Que la ley juzgue con igual severidad al hijo de un labriego o al yerno de un rey es una exigencia democrática. Del mismo modo, que existan tribunales capaces de frenar las decisiones del poder ejecutivo o legislativo resulta deseable para quienes defendemos la limitación de cualquier autoridad. Es incoherente celebrar cuando los jueces ponen coto a la acción de Gobiernos como los de Trump o Meloni y, en cambio, escandalizarse cuando en España la política también se encuentra condicionada por el marco legal. Ninguna cámara, sea el Parlamento de Cataluña o el Congreso de los Diputados, debería adoptar resoluciones que vulneren la frontera que marca nuestro ordenamiento.
Que algo se ajuste a derecho no lo convierte en deseable
Quienes critican la judicialización de la política, de forma consciente o no, proponen abrir espacios de impunidad o excepcionalidad frente al imperio de la ley. Una tentación, por cierto, habitual en cualquier tirano. Sin embargo, reducir nuestras aspiraciones políticas a la mera legalidad supondría destruir las grandes preguntas que deberían orientar la conversación pública. Que algo se ajuste a derecho no lo convierte en deseable, y que una medida encaje en el marco normativo tampoco la hace idónea. Todos podemos imaginar conductas reprobables o inmorales que, sin embargo, son legales.

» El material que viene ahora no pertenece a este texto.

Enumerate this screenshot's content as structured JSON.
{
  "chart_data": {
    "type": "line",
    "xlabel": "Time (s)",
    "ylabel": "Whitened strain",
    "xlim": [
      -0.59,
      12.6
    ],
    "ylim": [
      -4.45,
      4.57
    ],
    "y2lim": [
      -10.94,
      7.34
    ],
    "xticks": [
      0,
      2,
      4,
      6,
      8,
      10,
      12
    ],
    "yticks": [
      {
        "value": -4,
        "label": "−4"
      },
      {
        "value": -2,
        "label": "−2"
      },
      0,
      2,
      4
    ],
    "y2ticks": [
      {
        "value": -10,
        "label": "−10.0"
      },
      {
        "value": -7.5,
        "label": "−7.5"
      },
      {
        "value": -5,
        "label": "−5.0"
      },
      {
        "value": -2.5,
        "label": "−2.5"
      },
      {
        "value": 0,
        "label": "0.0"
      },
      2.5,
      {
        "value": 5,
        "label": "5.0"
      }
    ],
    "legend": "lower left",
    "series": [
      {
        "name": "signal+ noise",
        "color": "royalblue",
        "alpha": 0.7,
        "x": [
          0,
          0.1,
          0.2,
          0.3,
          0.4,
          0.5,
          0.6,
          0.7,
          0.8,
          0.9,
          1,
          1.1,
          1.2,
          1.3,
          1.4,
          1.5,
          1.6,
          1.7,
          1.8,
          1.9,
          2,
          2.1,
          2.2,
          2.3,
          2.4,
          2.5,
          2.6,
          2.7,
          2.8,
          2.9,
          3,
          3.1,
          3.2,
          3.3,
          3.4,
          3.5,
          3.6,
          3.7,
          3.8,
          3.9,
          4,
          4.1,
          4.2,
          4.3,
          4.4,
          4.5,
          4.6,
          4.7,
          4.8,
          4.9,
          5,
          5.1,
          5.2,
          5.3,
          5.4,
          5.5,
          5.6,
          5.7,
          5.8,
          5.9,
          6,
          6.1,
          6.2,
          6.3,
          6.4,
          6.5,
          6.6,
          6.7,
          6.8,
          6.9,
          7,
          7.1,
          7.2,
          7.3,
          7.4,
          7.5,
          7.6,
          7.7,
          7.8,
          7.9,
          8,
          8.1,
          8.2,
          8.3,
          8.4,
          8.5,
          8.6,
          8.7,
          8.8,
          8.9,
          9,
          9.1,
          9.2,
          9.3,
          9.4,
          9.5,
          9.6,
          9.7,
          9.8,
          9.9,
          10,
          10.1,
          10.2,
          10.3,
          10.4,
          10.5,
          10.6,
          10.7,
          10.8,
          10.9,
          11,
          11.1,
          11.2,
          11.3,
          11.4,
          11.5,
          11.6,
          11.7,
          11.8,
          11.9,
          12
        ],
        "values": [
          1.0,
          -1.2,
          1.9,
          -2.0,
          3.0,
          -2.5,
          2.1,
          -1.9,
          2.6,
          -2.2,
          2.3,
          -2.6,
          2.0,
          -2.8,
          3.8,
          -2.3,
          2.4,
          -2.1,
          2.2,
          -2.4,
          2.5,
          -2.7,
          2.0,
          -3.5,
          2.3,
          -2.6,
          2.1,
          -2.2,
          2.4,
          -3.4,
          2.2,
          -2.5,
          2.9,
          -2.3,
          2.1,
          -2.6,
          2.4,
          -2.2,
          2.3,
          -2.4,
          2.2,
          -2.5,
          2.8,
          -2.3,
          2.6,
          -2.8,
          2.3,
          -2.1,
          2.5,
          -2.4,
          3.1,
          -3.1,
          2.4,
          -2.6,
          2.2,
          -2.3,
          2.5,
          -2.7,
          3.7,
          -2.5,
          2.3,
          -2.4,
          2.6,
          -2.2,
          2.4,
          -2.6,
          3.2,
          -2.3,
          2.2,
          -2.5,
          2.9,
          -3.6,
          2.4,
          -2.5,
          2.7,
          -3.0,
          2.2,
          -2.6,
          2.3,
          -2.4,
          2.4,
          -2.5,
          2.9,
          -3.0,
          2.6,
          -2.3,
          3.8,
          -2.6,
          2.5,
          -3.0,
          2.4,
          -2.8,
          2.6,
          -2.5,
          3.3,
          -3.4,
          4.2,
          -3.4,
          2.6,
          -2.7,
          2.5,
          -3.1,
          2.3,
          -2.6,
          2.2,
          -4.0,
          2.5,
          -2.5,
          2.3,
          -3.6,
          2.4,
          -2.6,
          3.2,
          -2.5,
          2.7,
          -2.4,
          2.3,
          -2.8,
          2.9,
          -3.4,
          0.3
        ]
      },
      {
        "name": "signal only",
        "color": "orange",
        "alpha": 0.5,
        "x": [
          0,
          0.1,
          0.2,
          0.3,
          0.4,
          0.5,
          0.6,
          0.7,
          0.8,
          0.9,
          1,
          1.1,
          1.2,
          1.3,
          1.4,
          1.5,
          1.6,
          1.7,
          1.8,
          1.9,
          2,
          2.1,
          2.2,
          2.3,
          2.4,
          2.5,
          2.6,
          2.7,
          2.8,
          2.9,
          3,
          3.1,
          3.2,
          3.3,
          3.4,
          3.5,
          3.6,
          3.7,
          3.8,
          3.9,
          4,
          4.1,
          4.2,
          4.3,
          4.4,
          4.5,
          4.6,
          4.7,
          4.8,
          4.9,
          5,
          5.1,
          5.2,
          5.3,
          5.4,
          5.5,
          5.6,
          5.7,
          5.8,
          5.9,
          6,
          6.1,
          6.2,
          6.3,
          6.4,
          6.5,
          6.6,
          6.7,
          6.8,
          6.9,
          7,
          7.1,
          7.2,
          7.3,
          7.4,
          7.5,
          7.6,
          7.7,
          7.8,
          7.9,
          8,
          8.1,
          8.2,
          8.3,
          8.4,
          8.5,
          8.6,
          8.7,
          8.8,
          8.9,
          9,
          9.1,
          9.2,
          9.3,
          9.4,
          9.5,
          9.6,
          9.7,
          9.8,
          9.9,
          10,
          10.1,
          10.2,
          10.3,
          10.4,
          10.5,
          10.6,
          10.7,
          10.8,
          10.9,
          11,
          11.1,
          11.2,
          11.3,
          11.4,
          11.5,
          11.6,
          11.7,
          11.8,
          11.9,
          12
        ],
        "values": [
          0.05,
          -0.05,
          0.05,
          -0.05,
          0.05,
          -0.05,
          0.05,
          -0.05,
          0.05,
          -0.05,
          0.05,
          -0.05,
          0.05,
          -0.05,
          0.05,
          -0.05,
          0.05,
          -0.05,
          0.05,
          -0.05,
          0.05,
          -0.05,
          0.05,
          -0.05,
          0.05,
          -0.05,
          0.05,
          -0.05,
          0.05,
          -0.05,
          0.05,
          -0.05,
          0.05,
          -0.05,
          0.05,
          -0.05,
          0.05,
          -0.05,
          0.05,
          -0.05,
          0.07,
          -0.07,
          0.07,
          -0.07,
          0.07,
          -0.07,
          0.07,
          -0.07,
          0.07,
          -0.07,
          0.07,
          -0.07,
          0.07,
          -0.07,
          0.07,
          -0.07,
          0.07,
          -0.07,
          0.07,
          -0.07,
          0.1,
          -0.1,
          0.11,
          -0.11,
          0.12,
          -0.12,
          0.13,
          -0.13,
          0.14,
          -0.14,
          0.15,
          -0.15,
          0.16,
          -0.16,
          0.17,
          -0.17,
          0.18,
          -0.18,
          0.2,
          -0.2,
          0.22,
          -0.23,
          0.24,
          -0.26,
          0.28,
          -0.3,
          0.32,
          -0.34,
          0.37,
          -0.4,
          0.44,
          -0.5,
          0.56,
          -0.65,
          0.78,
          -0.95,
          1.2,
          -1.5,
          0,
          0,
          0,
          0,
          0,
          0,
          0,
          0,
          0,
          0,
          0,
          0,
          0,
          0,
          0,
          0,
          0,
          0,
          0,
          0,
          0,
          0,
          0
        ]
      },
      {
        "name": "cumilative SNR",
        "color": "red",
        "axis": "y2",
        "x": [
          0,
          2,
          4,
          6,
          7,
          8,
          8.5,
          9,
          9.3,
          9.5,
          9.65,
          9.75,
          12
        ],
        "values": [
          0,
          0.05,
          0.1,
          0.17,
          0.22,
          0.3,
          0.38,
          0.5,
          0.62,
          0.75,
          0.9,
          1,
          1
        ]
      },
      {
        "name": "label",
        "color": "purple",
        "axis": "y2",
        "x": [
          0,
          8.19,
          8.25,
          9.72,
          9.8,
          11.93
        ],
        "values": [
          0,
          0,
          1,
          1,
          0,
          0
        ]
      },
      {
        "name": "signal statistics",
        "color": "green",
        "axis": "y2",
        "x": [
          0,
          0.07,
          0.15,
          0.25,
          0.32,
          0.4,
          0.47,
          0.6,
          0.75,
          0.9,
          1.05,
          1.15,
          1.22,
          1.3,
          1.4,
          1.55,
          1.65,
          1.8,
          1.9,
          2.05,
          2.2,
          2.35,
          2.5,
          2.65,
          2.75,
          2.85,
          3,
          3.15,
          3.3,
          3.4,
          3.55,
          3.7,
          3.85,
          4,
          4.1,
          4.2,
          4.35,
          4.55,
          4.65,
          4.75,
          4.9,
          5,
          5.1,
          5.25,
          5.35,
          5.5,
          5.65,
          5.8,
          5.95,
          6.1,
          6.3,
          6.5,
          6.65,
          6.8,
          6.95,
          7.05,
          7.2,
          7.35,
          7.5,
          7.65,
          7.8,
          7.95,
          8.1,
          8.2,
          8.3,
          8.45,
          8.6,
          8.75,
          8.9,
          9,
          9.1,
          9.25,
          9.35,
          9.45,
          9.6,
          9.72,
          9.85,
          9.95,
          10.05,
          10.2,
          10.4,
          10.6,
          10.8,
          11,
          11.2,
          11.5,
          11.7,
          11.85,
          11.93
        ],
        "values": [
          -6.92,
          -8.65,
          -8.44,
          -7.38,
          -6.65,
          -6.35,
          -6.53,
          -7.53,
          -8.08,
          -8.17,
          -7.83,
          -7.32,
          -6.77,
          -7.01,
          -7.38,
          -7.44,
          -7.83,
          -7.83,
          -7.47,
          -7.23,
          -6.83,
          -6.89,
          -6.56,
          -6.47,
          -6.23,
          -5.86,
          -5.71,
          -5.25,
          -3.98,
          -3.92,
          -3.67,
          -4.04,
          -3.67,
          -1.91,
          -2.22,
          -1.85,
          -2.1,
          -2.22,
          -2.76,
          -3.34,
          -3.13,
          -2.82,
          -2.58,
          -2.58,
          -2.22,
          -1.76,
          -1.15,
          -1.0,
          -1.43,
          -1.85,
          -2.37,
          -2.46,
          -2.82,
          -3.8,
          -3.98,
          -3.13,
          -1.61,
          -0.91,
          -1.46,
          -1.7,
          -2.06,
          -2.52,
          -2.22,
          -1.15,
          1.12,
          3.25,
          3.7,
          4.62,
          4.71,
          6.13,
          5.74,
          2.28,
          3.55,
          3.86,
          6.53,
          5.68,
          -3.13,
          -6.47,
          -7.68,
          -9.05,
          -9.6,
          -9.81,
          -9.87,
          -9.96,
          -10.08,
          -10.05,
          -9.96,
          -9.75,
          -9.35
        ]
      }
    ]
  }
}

Tanto el Gobierno como la oposición se han apresurado a valorar las conductas de las personas próximas al presidente desde una perspectiva estrictamente legalista, defendiendo inocencias o culpabilidades que solo un tribunal puede dirimir. Con todo, en muchos casos lo relevante no es si algo es lícito, legal o permisible, sino si es ejemplar o razonable. De lo contrario, siempre podremos reducir la exigencia política hasta el límite invocado por Ana Redondo, quien cuestionó su reprobación en el Congreso alegando que, al menos, no había muerto ninguna mujer por su culpa. Difícil no añorar aquellos días en que los utopistas imaginaron mundos ideales.